On Aug. 7, members of Korean Press outlets MBC, KBS, and Radio Korea, gathered in the District Office of Assemblyman Charles Lavine to witness the first meeting of the New York State Assemblyman and Il-Chul Kang, a 78-year-old Korean woman who was forced into servitude as a so-called “comfort woman.”
Kang was born in 1928 in Sangju Kyeongsangbuk-do, Korea. In 1943, at the age of 16, she was forcibly taken to the Japanese military sexual slavery facilities in Pyungten, China. She was not able to return to her native Korea until 2000.
“I don’t have my family anymore; all I have is my courage,” Kang said through an interpreter.
In 2000, Kang became a resident of “The House of Sharing,” a residence and museum for survivors of Japanese military sexual slavery during WWII. It is an organization dedicated to protecting the women who were exploited by the Japanese military. It is a community that is also dedicated to reminding the world of the atrocities of the past, with a view toward preventing future cruelty and inhumanity.

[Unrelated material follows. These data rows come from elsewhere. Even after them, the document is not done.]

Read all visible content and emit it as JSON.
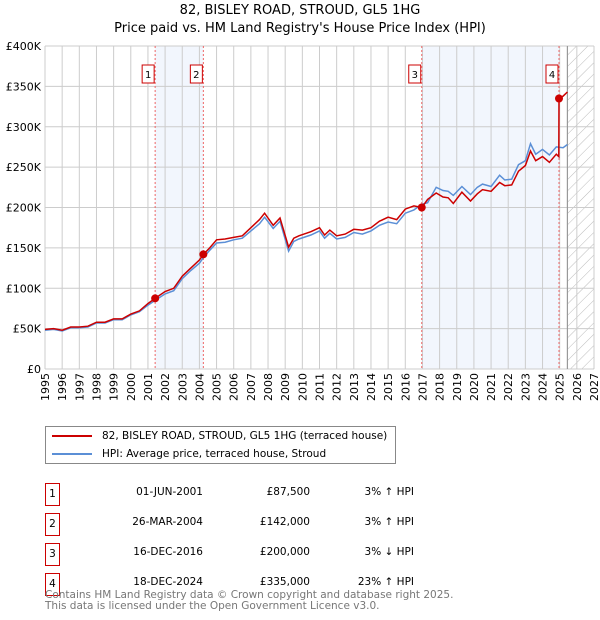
{
  "title": "82, BISLEY ROAD, STROUD, GL5 1HG",
  "subtitle": "Price paid vs. HM Land Registry's House Price Index (HPI)",
  "chart_data": {
    "type": "line",
    "title": "82, BISLEY ROAD, STROUD, GL5 1HG",
    "subtitle": "Price paid vs. HM Land Registry's House Price Index (HPI)",
    "xlim": [
      1995,
      2027
    ],
    "ylim": [
      0,
      400000
    ],
    "x_ticks": [
      "1995",
      "1996",
      "1997",
      "1998",
      "1999",
      "2000",
      "2001",
      "2002",
      "2003",
      "2004",
      "2005",
      "2006",
      "2007",
      "2008",
      "2009",
      "2010",
      "2011",
      "2012",
      "2013",
      "2014",
      "2015",
      "2016",
      "2017",
      "2018",
      "2019",
      "2020",
      "2021",
      "2022",
      "2023",
      "2024",
      "2025",
      "2026",
      "2027"
    ],
    "y_ticks": [
      {
        "v": 0,
        "label": "£0"
      },
      {
        "v": 50000,
        "label": "£50K"
      },
      {
        "v": 100000,
        "label": "£100K"
      },
      {
        "v": 150000,
        "label": "£150K"
      },
      {
        "v": 200000,
        "label": "£200K"
      },
      {
        "v": 250000,
        "label": "£250K"
      },
      {
        "v": 300000,
        "label": "£300K"
      },
      {
        "v": 350000,
        "label": "£350K"
      },
      {
        "v": 400000,
        "label": "£400K"
      }
    ],
    "grid": true,
    "forecast_start": 2025.45,
    "shaded_ranges": [
      [
        2001.42,
        2004.23
      ],
      [
        2016.96,
        2024.96
      ]
    ],
    "series": [
      {
        "name": "82, BISLEY ROAD, STROUD, GL5 1HG (terraced house)",
        "color": "#cc0000",
        "x": [
          1995,
          1995.5,
          1996,
          1996.5,
          1997,
          1997.5,
          1998,
          1998.5,
          1999,
          1999.5,
          2000,
          2000.5,
          2001,
          2001.42,
          2002,
          2002.5,
          2003,
          2003.5,
          2004,
          2004.23,
          2004.6,
          2005,
          2005.5,
          2006,
          2006.5,
          2007,
          2007.5,
          2007.8,
          2008.3,
          2008.7,
          2009.2,
          2009.5,
          2009.8,
          2010.5,
          2011,
          2011.3,
          2011.6,
          2012,
          2012.5,
          2013,
          2013.5,
          2014,
          2014.5,
          2015,
          2015.5,
          2016,
          2016.5,
          2016.96,
          2017.3,
          2017.8,
          2018.2,
          2018.5,
          2018.8,
          2019.3,
          2019.8,
          2020.2,
          2020.5,
          2021,
          2021.5,
          2021.8,
          2022.2,
          2022.6,
          2023,
          2023.3,
          2023.6,
          2024,
          2024.4,
          2024.8,
          2024.95,
          2024.96,
          2025.2,
          2025.45
        ],
        "y": [
          49000,
          50000,
          48000,
          52000,
          52000,
          53000,
          58000,
          58000,
          62000,
          62000,
          68000,
          72000,
          81000,
          87500,
          96000,
          100000,
          115000,
          125000,
          135000,
          142000,
          150000,
          160000,
          161000,
          163000,
          165000,
          175000,
          185000,
          193000,
          178000,
          187000,
          151000,
          162000,
          165000,
          170000,
          175000,
          166000,
          172000,
          165000,
          167000,
          173000,
          172000,
          175000,
          183000,
          188000,
          185000,
          198000,
          202000,
          200000,
          210000,
          218000,
          213000,
          212000,
          205000,
          219000,
          208000,
          217000,
          222000,
          220000,
          231000,
          227000,
          228000,
          245000,
          252000,
          270000,
          258000,
          263000,
          256000,
          266000,
          263000,
          335000,
          338000,
          343000
        ]
      },
      {
        "name": "HPI: Average price, terraced house, Stroud",
        "color": "#5b8fd6",
        "x": [
          1995,
          1995.5,
          1996,
          1996.5,
          1997,
          1997.5,
          1998,
          1998.5,
          1999,
          1999.5,
          2000,
          2000.5,
          2001,
          2001.42,
          2002,
          2002.5,
          2003,
          2003.5,
          2004,
          2004.23,
          2004.6,
          2005,
          2005.5,
          2006,
          2006.5,
          2007,
          2007.5,
          2007.8,
          2008.3,
          2008.7,
          2009.2,
          2009.5,
          2009.8,
          2010.5,
          2011,
          2011.3,
          2011.6,
          2012,
          2012.5,
          2013,
          2013.5,
          2014,
          2014.5,
          2015,
          2015.5,
          2016,
          2016.5,
          2016.96,
          2017.3,
          2017.8,
          2018.2,
          2018.5,
          2018.8,
          2019.3,
          2019.8,
          2020.2,
          2020.5,
          2021,
          2021.5,
          2021.8,
          2022.2,
          2022.6,
          2023,
          2023.3,
          2023.6,
          2024,
          2024.4,
          2024.8,
          2025.2,
          2025.45
        ],
        "y": [
          48000,
          49000,
          47000,
          51000,
          51000,
          52000,
          57000,
          57000,
          61000,
          61000,
          67000,
          71000,
          79000,
          85000,
          93000,
          97000,
          112000,
          122000,
          131000,
          138000,
          147000,
          156000,
          157000,
          160000,
          162000,
          171000,
          180000,
          188000,
          174000,
          183000,
          146000,
          158000,
          161000,
          166000,
          171000,
          162000,
          168000,
          161000,
          163000,
          169000,
          167000,
          171000,
          178000,
          182000,
          180000,
          193000,
          197000,
          204000,
          206000,
          225000,
          221000,
          220000,
          215000,
          226000,
          216000,
          225000,
          229000,
          226000,
          240000,
          234000,
          235000,
          253000,
          258000,
          279000,
          266000,
          272000,
          265000,
          275000,
          274000,
          278000
        ]
      }
    ],
    "sales": [
      {
        "label": "1",
        "x": 2001.42,
        "y": 87500
      },
      {
        "label": "2",
        "x": 2004.23,
        "y": 142000
      },
      {
        "label": "3",
        "x": 2016.96,
        "y": 200000
      },
      {
        "label": "4",
        "x": 2024.96,
        "y": 335000
      }
    ]
  },
  "legend": {
    "property": "82, BISLEY ROAD, STROUD, GL5 1HG (terraced house)",
    "hpi": "HPI: Average price, terraced house, Stroud"
  },
  "transactions": [
    {
      "num": "1",
      "date": "01-JUN-2001",
      "price": "£87,500",
      "hpi": "3% ↑ HPI"
    },
    {
      "num": "2",
      "date": "26-MAR-2004",
      "price": "£142,000",
      "hpi": "3% ↑ HPI"
    },
    {
      "num": "3",
      "date": "16-DEC-2016",
      "price": "£200,000",
      "hpi": "3% ↓ HPI"
    },
    {
      "num": "4",
      "date": "18-DEC-2024",
      "price": "£335,000",
      "hpi": "23% ↑ HPI"
    }
  ],
  "footer": {
    "line1": "Contains HM Land Registry data © Crown copyright and database right 2025.",
    "line2": "This data is licensed under the Open Government Licence v3.0."
  }
}
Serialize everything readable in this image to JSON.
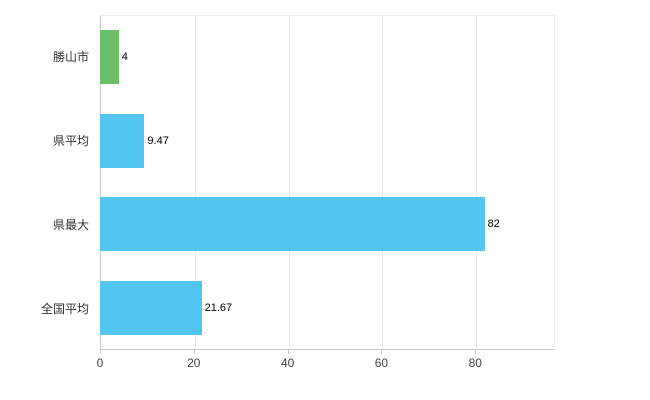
{
  "chart_data": {
    "type": "bar",
    "orientation": "horizontal",
    "title": "",
    "xlabel": "",
    "ylabel": "",
    "categories": [
      "勝山市",
      "県平均",
      "県最大",
      "全国平均"
    ],
    "values": [
      4,
      9.47,
      82,
      21.67
    ],
    "value_labels": [
      "4",
      "9.47",
      "82",
      "21.67"
    ],
    "bar_colors": [
      "#6abf69",
      "#53c6ef",
      "#53c6ef",
      "#53c6ef"
    ],
    "xlim": [
      0,
      97
    ],
    "xticks": [
      0,
      20,
      40,
      60,
      80
    ],
    "grid": true,
    "legend": false
  },
  "colors": {
    "grid": "#ececec",
    "axis": "#c9c9c9",
    "category_text": "#333333",
    "value_text": "#000000",
    "tick_text": "#444444",
    "background": "#ffffff"
  }
}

In 2013, Lavine authored a New York State Proclamation honoring the American-Korean Community for having established a monument in Eisenhower Park commemorating the plight and sacrifices of the “comfort women” and calling on all Americans to stand against the brutal treatment suffered by girls and women in far too many parts of our modern world.
“Today was a day that I will never forget,” noted Lavine. “The courage and nobility of Ms. Kang to persevere through this horrific experience is truly inspiring. Her personal story should make each of us stand up for human rights and women’s rights.”